In the mother and child painting, the woman’s figure, framed by her white bonnet, stands out against a dark background, with only the back of a chair visible in the cottage interior. Her identity remains unknown. The young boy, protectively held by his mother, wears clogs.
At the same Christie’s sale in October Van Gogh’s watercolour View of The Hague with Nieuwe Kerk (March 1882) came under the gavel. Painted from an area known as the Little Marsh, to the north west of the city, it depicts the towers of the New Church on the far left and the Great Church in the centre, balanced by two belching industrial chimneys on the right.

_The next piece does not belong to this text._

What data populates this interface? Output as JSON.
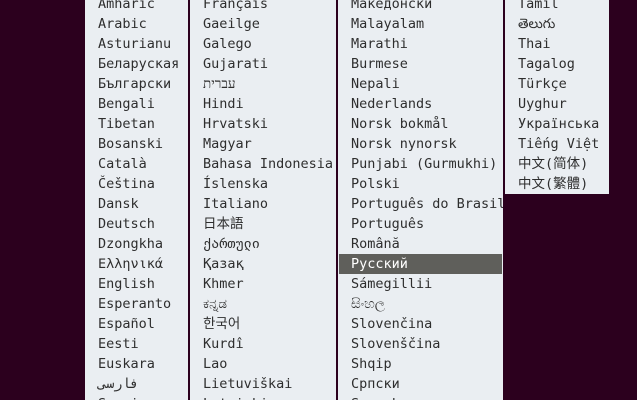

We can add a little to the provenance given in the Christie’s catalogue, since the watercolour has changed hands frequently in recent times. In 2004 View of The Hague with Nieuwe Kerk passed from a Dutch owner, via The Hague dealer Ivo Bouwman, to the Sydney collector Eric Brecher. Six years later the New Orleans dealer M.S. Rau sold the painting to an Alabama owner, buying it back three years later and selling it to a Pennsylvanian collector. In October the Pennsylvanian owner sold it at Christie’s for $1,050,000 (estimate $700,000-$1m).
Although Van Gogh’s relatively scarce watercolours only very occasionally come up for auction, another sold earlier this month. The Laak Mill near The Hague sold at Sotheby’s, New York, on 8 December for $2,500,500. It was painted just four months after View of The Hague with Nieuwe Kerk.